Arsenic microbe in Mono Lake may reshape hunt for extraterrestrial life
Scientists have found a microbe in Mono Lake, California, that uses arsenic as a fundamental building block, changing the definition of 'life as we know it' and the search for extraterrestrial life.
Scientists have found at California's Mono Lake a strange bacteria that can use arsenic as one of its nutrients. The discovery widens the scope for finding new forms of terrestrial and extraterrestrial life.
Ben Margot/AP/file
The dotty aunts in "Arsenic and Old Lace" may finally have met their match.
Skip to next paragraphA microbe that thrives in the muck of eastern California's Mono Lake is able to use arsenic, which is poisonous to a wide range of creatures, as one of a half dozen fundamental building blocks in biologically critical molecules such as proteins and DNA.
If the results hold up to further scrutiny, they could improve the prospects for finding at least simple forms of extraterrestrial life on other planets or moons, including Saturn's moon Titan, astrobiologists say.
Astrobiologists have been using life on Earth as a basis for hunting for potential habitats beyond the third rock from the sun. But most of the attention has focused on what researchers offhandedly refer to as "life as we know it." Until now, biological canon has held that life on Earth is mainly built around a mix of six chemical elements: hydrogen, oxygen, carbon, sulfur, nitrogen, and phosphorus.
But a small number of scientists have been pushing the idea of "life as we don't know it," says Dirk Schulze-Makuch, an astrobiologist at Washington State University in Pullman, Wash., who counts himself as one of this small band.

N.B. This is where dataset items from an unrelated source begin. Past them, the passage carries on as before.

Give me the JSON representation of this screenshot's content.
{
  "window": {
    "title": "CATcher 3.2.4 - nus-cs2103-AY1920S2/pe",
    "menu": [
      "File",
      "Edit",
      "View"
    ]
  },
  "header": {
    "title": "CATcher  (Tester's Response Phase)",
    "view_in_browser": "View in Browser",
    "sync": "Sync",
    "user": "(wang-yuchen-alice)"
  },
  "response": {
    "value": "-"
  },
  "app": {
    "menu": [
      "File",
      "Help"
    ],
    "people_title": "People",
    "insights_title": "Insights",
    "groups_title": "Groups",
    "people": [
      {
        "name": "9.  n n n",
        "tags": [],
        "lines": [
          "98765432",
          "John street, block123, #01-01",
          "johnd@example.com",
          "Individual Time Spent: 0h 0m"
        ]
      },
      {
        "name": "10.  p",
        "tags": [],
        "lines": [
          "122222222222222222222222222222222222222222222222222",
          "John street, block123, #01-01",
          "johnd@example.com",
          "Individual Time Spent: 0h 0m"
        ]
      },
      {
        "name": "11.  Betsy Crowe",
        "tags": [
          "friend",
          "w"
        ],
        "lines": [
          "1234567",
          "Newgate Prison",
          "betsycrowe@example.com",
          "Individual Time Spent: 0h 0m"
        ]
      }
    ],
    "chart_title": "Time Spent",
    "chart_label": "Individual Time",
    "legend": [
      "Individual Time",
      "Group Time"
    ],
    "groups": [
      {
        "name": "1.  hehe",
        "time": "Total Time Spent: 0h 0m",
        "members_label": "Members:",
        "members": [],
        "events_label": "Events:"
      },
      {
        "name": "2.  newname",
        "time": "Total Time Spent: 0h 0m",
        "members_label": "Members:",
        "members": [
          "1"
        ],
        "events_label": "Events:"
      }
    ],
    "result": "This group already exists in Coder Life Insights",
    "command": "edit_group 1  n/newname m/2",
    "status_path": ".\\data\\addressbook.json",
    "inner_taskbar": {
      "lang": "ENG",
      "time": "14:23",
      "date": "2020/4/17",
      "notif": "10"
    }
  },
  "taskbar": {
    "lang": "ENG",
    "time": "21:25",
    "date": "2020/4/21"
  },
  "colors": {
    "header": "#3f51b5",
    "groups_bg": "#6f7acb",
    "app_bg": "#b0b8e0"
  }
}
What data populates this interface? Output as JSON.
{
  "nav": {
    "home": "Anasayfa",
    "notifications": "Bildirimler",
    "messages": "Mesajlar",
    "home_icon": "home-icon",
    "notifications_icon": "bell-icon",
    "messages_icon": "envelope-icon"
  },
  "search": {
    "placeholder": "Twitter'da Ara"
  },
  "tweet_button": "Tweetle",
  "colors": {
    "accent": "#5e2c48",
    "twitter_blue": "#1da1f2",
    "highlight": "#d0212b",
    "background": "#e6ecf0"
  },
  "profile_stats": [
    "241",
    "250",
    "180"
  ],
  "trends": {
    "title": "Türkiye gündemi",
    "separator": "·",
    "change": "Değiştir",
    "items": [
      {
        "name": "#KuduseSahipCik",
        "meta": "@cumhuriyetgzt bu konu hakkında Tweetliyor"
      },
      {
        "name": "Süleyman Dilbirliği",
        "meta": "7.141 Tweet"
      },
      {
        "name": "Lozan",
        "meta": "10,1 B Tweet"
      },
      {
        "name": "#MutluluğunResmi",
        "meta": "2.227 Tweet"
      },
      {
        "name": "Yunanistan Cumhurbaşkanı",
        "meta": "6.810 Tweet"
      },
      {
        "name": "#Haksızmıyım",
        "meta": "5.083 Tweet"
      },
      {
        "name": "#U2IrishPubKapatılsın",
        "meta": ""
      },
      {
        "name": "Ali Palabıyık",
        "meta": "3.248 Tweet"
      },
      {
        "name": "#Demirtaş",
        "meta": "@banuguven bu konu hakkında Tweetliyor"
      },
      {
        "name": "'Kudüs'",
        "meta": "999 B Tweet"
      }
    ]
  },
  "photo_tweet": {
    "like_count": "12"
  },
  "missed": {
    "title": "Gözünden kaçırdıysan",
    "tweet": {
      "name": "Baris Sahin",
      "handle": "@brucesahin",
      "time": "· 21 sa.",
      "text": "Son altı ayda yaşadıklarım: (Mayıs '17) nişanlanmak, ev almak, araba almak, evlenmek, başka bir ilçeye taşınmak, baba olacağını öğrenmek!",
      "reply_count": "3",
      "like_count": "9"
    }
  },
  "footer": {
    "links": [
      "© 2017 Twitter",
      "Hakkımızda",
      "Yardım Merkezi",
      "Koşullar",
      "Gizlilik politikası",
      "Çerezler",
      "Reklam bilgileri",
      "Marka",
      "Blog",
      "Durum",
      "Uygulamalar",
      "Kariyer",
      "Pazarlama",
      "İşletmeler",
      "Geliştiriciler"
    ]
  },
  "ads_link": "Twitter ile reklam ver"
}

"There could be different building blocks used, different types of elements, or different types of energy sources," he says.
And now, along comes a terrestrial form of life that can replace phosphorus with arsenic and thrive.
Revising the 'recipe' for life
Other bacteria in effect "breathe" arsenic or use it as a food source, converting it into something less harmful. But the newly discovered bacteria incorporate it into the very fabric of their most basic biological structures.
"It's an exciting result that basically made my day," says Dr. Schulze-Makuch of the discovery, made by a team led by US Geological Survey biochemist Felisa Wolfe-Simon.
It's as though "the recipes to make the fundamental molecules of life are open for negotiation," adds James Elser, a biologist at Arizona State University who was not part of the group making the discovery.
Dr. Wolfe-Simon says the hunt for organisms that might be based on different groups of chemical elements began when she noticed that some of the elements organisms use in very small amounts – such as iron, zinc, and molybdenum – had ready substitutes. These substitutes are similar enough to the elements they would replace that many organisms can use them as stand-ins if the originals are unavailable.